A tear falls. I wipe it away and she forces the corner of her mouth up. "And what?"

"Maybe we would have fought. Maybe he would have disowned me. Maybe nothing. I just... I'm scared, Greg. I'm not ready to be on my own like that... I waited so long to get my dad back into my life, and now that I have him-"

"You feel like it is too good to be true." I run my hand through her hair, I can feel the remnants of hairspray that's she's brushed out. I smooth it down, and pull her head to my shoulder.

"You're not going to want to hear this, but your dad? Your dad lives and breathes by you. He's always going to see you as perfect- because you're his." She pulls away quickly, but I puller her back.

"I'm not perfect, Greg."

"I didn't say that. I said he'll see you as perfect. Even your flaws- even those he'll see as parts of you that he loves." I hold her tight, pulling the pillow out from in between us and shift so she's pulled into my side. "The parts that I love."
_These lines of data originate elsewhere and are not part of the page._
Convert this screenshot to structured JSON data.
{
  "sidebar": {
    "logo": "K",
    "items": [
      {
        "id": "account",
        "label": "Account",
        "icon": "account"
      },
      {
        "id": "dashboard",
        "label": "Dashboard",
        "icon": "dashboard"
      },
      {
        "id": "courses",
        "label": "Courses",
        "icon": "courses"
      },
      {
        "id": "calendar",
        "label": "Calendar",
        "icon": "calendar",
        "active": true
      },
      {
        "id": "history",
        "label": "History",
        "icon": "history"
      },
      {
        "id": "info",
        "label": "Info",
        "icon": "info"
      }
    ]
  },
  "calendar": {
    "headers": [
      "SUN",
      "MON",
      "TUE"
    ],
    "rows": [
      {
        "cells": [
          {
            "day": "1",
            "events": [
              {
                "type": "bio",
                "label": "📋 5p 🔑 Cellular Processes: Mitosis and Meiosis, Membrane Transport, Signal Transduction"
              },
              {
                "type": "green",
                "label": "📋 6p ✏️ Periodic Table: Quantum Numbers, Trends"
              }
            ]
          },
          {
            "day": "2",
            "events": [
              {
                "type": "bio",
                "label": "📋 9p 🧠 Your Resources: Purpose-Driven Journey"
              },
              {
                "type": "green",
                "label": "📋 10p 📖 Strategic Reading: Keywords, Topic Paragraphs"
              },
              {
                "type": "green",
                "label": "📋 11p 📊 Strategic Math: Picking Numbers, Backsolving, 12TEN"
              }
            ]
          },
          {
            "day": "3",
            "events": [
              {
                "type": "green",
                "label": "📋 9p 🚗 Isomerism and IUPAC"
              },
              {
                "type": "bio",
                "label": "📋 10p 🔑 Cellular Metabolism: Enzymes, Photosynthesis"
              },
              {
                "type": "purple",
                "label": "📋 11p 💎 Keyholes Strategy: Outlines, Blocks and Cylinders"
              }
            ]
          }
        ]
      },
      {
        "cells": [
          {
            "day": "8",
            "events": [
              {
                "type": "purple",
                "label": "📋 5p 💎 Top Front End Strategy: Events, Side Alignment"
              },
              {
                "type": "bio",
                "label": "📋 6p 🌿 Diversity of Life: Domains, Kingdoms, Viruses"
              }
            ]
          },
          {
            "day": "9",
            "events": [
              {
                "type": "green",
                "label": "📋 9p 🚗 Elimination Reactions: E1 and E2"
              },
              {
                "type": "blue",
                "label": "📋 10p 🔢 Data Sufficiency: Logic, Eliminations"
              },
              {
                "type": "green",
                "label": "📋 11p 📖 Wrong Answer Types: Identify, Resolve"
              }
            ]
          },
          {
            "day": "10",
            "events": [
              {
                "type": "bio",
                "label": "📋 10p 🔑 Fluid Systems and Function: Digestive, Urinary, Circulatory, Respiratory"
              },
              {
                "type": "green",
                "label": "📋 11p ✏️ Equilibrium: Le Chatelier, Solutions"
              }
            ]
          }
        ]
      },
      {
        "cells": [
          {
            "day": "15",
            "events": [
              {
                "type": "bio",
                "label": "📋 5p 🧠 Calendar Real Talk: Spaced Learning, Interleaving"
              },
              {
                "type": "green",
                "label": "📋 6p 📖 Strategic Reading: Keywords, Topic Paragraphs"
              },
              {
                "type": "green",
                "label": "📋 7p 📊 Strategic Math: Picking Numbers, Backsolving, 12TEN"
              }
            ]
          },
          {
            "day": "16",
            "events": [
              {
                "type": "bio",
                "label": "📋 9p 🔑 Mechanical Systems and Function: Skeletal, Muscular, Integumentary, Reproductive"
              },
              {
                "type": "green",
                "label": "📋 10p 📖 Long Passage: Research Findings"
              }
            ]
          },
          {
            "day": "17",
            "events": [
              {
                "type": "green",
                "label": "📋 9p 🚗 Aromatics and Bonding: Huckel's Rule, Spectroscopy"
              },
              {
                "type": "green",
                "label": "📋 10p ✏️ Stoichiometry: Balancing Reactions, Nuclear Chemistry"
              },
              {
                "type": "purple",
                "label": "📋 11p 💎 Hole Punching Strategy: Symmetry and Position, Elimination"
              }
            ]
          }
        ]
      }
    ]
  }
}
"I'm going to disappoint him one day." She says quietly. "I'll disappoint you, too."

"Last I checked, you're still human." I kiss her forehead. "It's not like you're looking for ways to try to upset him, or me. It will happen, I'm sure. And when it does, it won't stop either of us from loving you."

She's quiet for a while, and I suppose that's better than crying or trying to convince me that I'm wrong. Another quiet minute goes by and I shift, pulling her closer and lying us down across the couch with her on my chest. Just when I think she's asleep, she looks up at me through tired and slightly red eyes. "Hey Greg?"
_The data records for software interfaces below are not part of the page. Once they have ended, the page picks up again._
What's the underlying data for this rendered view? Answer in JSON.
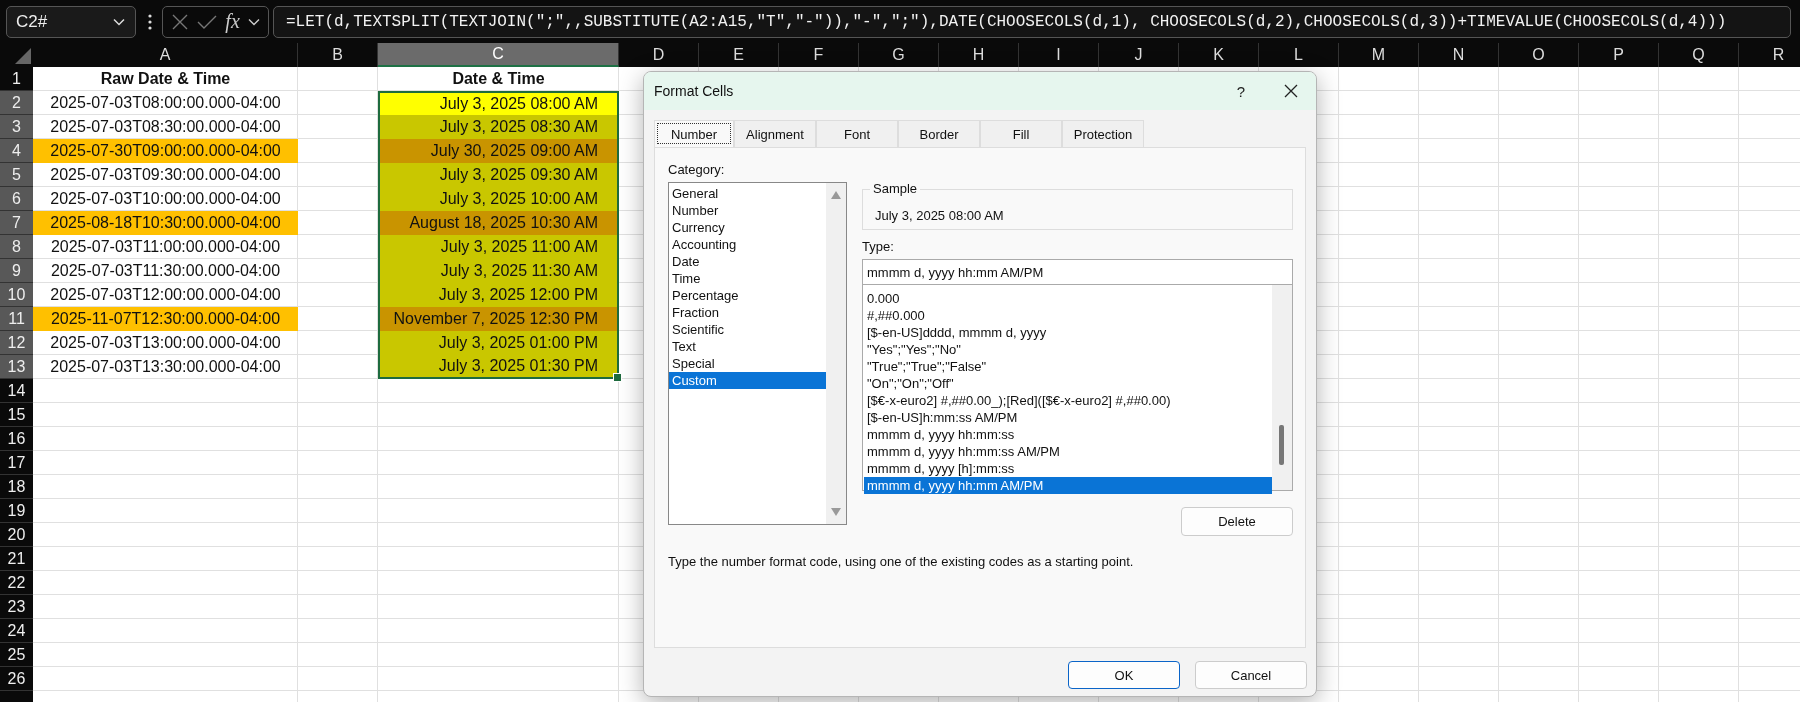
{
  "formula_bar": {
    "name_box": "C2#",
    "function_label": "fx",
    "formula": "=LET(d,TEXTSPLIT(TEXTJOIN(\";\",,SUBSTITUTE(A2:A15,\"T\",\"-\")),\"-\",\";\"),DATE(CHOOSECOLS(d,1), CHOOSECOLS(d,2),CHOOSECOLS(d,3))+TIMEVALUE(CHOOSECOLS(d,4)))"
  },
  "sheet": {
    "columns": [
      {
        "label": "A",
        "selected": false
      },
      {
        "label": "B",
        "selected": false
      },
      {
        "label": "C",
        "selected": true
      },
      {
        "label": "D",
        "selected": false
      },
      {
        "label": "E",
        "selected": false
      },
      {
        "label": "F",
        "selected": false
      },
      {
        "label": "G",
        "selected": false
      },
      {
        "label": "H",
        "selected": false
      },
      {
        "label": "I",
        "selected": false
      },
      {
        "label": "J",
        "selected": false
      },
      {
        "label": "K",
        "selected": false
      },
      {
        "label": "L",
        "selected": false
      },
      {
        "label": "M",
        "selected": false
      },
      {
        "label": "N",
        "selected": false
      },
      {
        "label": "O",
        "selected": false
      },
      {
        "label": "P",
        "selected": false
      },
      {
        "label": "Q",
        "selected": false
      },
      {
        "label": "R",
        "selected": false
      }
    ],
    "rows": [
      {
        "number": "1",
        "selected": false,
        "kind": "header",
        "a": {
          "text": "Raw Date & Time"
        },
        "c": {
          "text": "Date & Time"
        }
      },
      {
        "number": "2",
        "selected": true,
        "kind": "data",
        "a": {
          "text": "2025-07-03T08:00:00.000-04:00"
        },
        "c": {
          "text": "July 3, 2025 08:00 AM",
          "color": "#ffff00"
        }
      },
      {
        "number": "3",
        "selected": true,
        "kind": "data",
        "a": {
          "text": "2025-07-03T08:30:00.000-04:00"
        },
        "c": {
          "text": "July 3, 2025 08:30 AM",
          "color": "#c9c700"
        }
      },
      {
        "number": "4",
        "selected": true,
        "kind": "data",
        "a": {
          "text": "2025-07-30T09:00:00.000-04:00",
          "color": "#ffc000"
        },
        "c": {
          "text": "July 30, 2025 09:00 AM",
          "color": "#c99400"
        }
      },
      {
        "number": "5",
        "selected": true,
        "kind": "data",
        "a": {
          "text": "2025-07-03T09:30:00.000-04:00"
        },
        "c": {
          "text": "July 3, 2025 09:30 AM",
          "color": "#c9c700"
        }
      },
      {
        "number": "6",
        "selected": true,
        "kind": "data",
        "a": {
          "text": "2025-07-03T10:00:00.000-04:00"
        },
        "c": {
          "text": "July 3, 2025 10:00 AM",
          "color": "#c9c700"
        }
      },
      {
        "number": "7",
        "selected": true,
        "kind": "data",
        "a": {
          "text": "2025-08-18T10:30:00.000-04:00",
          "color": "#ffc000"
        },
        "c": {
          "text": "August 18, 2025 10:30 AM",
          "color": "#c99400"
        }
      },
      {
        "number": "8",
        "selected": true,
        "kind": "data",
        "a": {
          "text": "2025-07-03T11:00:00.000-04:00"
        },
        "c": {
          "text": "July 3, 2025 11:00 AM",
          "color": "#c9c700"
        }
      },
      {
        "number": "9",
        "selected": true,
        "kind": "data",
        "a": {
          "text": "2025-07-03T11:30:00.000-04:00"
        },
        "c": {
          "text": "July 3, 2025 11:30 AM",
          "color": "#c9c700"
        }
      },
      {
        "number": "10",
        "selected": true,
        "kind": "data",
        "a": {
          "text": "2025-07-03T12:00:00.000-04:00"
        },
        "c": {
          "text": "July 3, 2025 12:00 PM",
          "color": "#c9c700"
        }
      },
      {
        "number": "11",
        "selected": true,
        "kind": "data",
        "a": {
          "text": "2025-11-07T12:30:00.000-04:00",
          "color": "#ffc000"
        },
        "c": {
          "text": "November 7, 2025 12:30 PM",
          "color": "#c99400"
        }
      },
      {
        "number": "12",
        "selected": true,
        "kind": "data",
        "a": {
          "text": "2025-07-03T13:00:00.000-04:00"
        },
        "c": {
          "text": "July 3, 2025 01:00 PM",
          "color": "#c9c700"
        }
      },
      {
        "number": "13",
        "selected": true,
        "kind": "data",
        "a": {
          "text": "2025-07-03T13:30:00.000-04:00"
        },
        "c": {
          "text": "July 3, 2025 01:30 PM",
          "color": "#c9c700"
        }
      },
      {
        "number": "14",
        "selected": false
      },
      {
        "number": "15",
        "selected": false
      },
      {
        "number": "16",
        "selected": false
      },
      {
        "number": "17",
        "selected": false
      },
      {
        "number": "18",
        "selected": false
      },
      {
        "number": "19",
        "selected": false
      },
      {
        "number": "20",
        "selected": false
      },
      {
        "number": "21",
        "selected": false
      },
      {
        "number": "22",
        "selected": false
      },
      {
        "number": "23",
        "selected": false
      },
      {
        "number": "24",
        "selected": false
      },
      {
        "number": "25",
        "selected": false
      },
      {
        "number": "26",
        "selected": false
      }
    ]
  },
  "dialog": {
    "title": "Format Cells",
    "help_button": "?",
    "tabs": [
      {
        "label": "Number",
        "selected": true
      },
      {
        "label": "Alignment",
        "selected": false
      },
      {
        "label": "Font",
        "selected": false
      },
      {
        "label": "Border",
        "selected": false
      },
      {
        "label": "Fill",
        "selected": false
      },
      {
        "label": "Protection",
        "selected": false
      }
    ],
    "category_label": "Category:",
    "categories": [
      {
        "label": "General",
        "selected": false
      },
      {
        "label": "Number",
        "selected": false
      },
      {
        "label": "Currency",
        "selected": false
      },
      {
        "label": "Accounting",
        "selected": false
      },
      {
        "label": "Date",
        "selected": false
      },
      {
        "label": "Time",
        "selected": false
      },
      {
        "label": "Percentage",
        "selected": false
      },
      {
        "label": "Fraction",
        "selected": false
      },
      {
        "label": "Scientific",
        "selected": false
      },
      {
        "label": "Text",
        "selected": false
      },
      {
        "label": "Special",
        "selected": false
      },
      {
        "label": "Custom",
        "selected": true
      }
    ],
    "sample": {
      "label": "Sample",
      "value": "July 3, 2025 08:00 AM"
    },
    "type": {
      "label": "Type:",
      "value": "mmmm d, yyyy hh:mm AM/PM"
    },
    "formats": [
      {
        "label": "0.000",
        "selected": false
      },
      {
        "label": "#,##0.000",
        "selected": false
      },
      {
        "label": "[$-en-US]dddd, mmmm d, yyyy",
        "selected": false
      },
      {
        "label": "\"Yes\";\"Yes\";\"No\"",
        "selected": false
      },
      {
        "label": "\"True\";\"True\";\"False\"",
        "selected": false
      },
      {
        "label": "\"On\";\"On\";\"Off\"",
        "selected": false
      },
      {
        "label": "[$€-x-euro2] #,##0.00_);[Red]([$€-x-euro2] #,##0.00)",
        "selected": false
      },
      {
        "label": "[$-en-US]h:mm:ss AM/PM",
        "selected": false
      },
      {
        "label": "mmmm d, yyyy hh:mm:ss",
        "selected": false
      },
      {
        "label": "mmmm d, yyyy hh:mm:ss AM/PM",
        "selected": false
      },
      {
        "label": "mmmm d, yyyy [h]:mm:ss",
        "selected": false
      },
      {
        "label": "mmmm d, yyyy hh:mm AM/PM",
        "selected": true
      }
    ],
    "delete_button": "Delete",
    "hint": "Type the number format code, using one of the existing codes as a starting point.",
    "buttons": [
      {
        "label": "OK",
        "kind": "default"
      },
      {
        "label": "Cancel",
        "kind": "normal"
      }
    ]
  }
}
"Yeah?" I pull the hood from the sweatshirt up over her head, tucking her hair into it playfully.

"Did you just say you loved me?" Her hands come up to rest on my chest and under her chin, we stare each other down for a second.
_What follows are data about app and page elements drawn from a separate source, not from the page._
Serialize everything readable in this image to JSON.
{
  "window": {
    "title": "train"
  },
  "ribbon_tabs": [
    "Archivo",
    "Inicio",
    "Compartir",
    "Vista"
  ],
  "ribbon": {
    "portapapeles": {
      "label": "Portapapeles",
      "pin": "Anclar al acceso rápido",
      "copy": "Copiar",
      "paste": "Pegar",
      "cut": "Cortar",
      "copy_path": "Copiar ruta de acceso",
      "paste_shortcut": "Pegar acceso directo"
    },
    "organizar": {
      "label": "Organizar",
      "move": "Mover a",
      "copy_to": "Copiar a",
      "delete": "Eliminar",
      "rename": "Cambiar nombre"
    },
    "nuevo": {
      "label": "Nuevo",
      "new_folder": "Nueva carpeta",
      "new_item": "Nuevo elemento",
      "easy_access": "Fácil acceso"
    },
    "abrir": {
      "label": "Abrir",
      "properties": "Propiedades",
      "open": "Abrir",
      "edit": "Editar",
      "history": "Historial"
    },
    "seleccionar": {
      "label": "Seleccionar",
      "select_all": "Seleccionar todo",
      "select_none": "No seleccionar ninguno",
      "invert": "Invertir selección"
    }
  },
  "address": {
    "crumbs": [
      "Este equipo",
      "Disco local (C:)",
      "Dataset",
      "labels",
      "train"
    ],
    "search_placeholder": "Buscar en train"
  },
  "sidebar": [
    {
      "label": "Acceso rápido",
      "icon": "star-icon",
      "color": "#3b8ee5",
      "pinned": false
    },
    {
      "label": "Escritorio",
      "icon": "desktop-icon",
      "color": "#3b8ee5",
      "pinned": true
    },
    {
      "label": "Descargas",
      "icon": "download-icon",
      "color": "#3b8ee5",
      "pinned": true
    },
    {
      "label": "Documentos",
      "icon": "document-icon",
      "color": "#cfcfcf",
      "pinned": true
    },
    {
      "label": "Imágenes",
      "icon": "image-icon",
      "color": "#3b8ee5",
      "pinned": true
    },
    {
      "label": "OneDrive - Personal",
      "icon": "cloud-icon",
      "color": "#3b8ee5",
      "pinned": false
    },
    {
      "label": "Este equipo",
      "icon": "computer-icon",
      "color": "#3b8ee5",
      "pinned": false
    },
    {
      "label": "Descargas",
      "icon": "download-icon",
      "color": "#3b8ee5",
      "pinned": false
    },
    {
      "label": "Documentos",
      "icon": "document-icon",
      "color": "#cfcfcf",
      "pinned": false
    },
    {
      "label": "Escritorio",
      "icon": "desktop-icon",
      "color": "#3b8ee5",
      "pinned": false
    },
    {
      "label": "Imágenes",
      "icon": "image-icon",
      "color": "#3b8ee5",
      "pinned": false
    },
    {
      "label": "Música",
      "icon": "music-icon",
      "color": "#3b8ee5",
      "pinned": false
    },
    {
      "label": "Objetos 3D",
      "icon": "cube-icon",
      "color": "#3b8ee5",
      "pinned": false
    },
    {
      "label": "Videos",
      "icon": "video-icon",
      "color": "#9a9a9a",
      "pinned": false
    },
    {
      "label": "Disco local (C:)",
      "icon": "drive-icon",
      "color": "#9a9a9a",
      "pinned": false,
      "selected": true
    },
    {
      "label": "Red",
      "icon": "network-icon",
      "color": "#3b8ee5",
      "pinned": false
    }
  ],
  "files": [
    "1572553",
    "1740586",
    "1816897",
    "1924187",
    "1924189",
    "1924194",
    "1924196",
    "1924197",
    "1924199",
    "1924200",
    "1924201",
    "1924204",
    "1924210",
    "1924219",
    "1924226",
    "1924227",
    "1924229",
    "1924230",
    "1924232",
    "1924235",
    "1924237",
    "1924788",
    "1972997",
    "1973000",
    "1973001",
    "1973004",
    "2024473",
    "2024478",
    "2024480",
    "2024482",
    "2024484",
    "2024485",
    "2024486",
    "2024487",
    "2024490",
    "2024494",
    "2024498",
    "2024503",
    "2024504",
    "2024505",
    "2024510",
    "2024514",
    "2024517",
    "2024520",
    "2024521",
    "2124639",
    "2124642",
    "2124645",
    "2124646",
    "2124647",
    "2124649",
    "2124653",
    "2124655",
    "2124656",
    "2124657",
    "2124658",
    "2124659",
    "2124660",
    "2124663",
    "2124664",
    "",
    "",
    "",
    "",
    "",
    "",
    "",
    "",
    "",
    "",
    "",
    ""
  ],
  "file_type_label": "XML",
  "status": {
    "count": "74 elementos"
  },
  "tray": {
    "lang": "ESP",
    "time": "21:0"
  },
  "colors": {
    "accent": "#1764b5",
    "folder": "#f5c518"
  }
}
"Yeah. I guess I did." I push the hood down, pulling her hair over her shoulders- it's prettier that way. "And I do. Emma Grissom, I do believe that I love you."

She smiles, pushing up my body, her hair tickling over my collar as she kisses me. I wrap my arms around her and pull her tightly to me, our legs entangling. Emma pulls back until our lips are barely touching. "I love you too, Greg."

It's only another short kiss before I pull back, looking at her cautiously. "So, I love you, and you love me, and we're still pretty serious about this, right? I mean, I am."

Her leg slips over mine as she pulls back as far as she can wedged between me and the back of the couch. "I am too, why?"

"Well," My hand slides down her side to the edge of the skirt that is peaking out from the over sized hoodie, "I'm just thinking that any girl who loves a guy who has a guy who loves her back probably should not be wearing such a beautiful and yet form fitting and, well, sexy, dress in public when said guy isn't there." I smile at her playing with the hem of her dress.

"So you like my dress?" She asks coyly, sitting up.

"It's gorgeous, but..." I play along, shrugging and looking away.

"You just don't want me wearing it." Her voice is light and playful, such a more welcome tone than before.

"No," I start to qualify it, mostly because she looks breathtaking in the form fitting lame, but before I can she's pulled her head and arms into the sweatshirt, and the hem I've been running through my fingers disappears from my grasp.

The dress nearly flies through the collar of the hoodie and into my lap before her head reappears and her arms slide though the sleeves. "Better?"

I smile at her, and toss the dress over my shoulder before pulling her back down to me. I don't know if it's better or not, but I'm definitely not disappointed.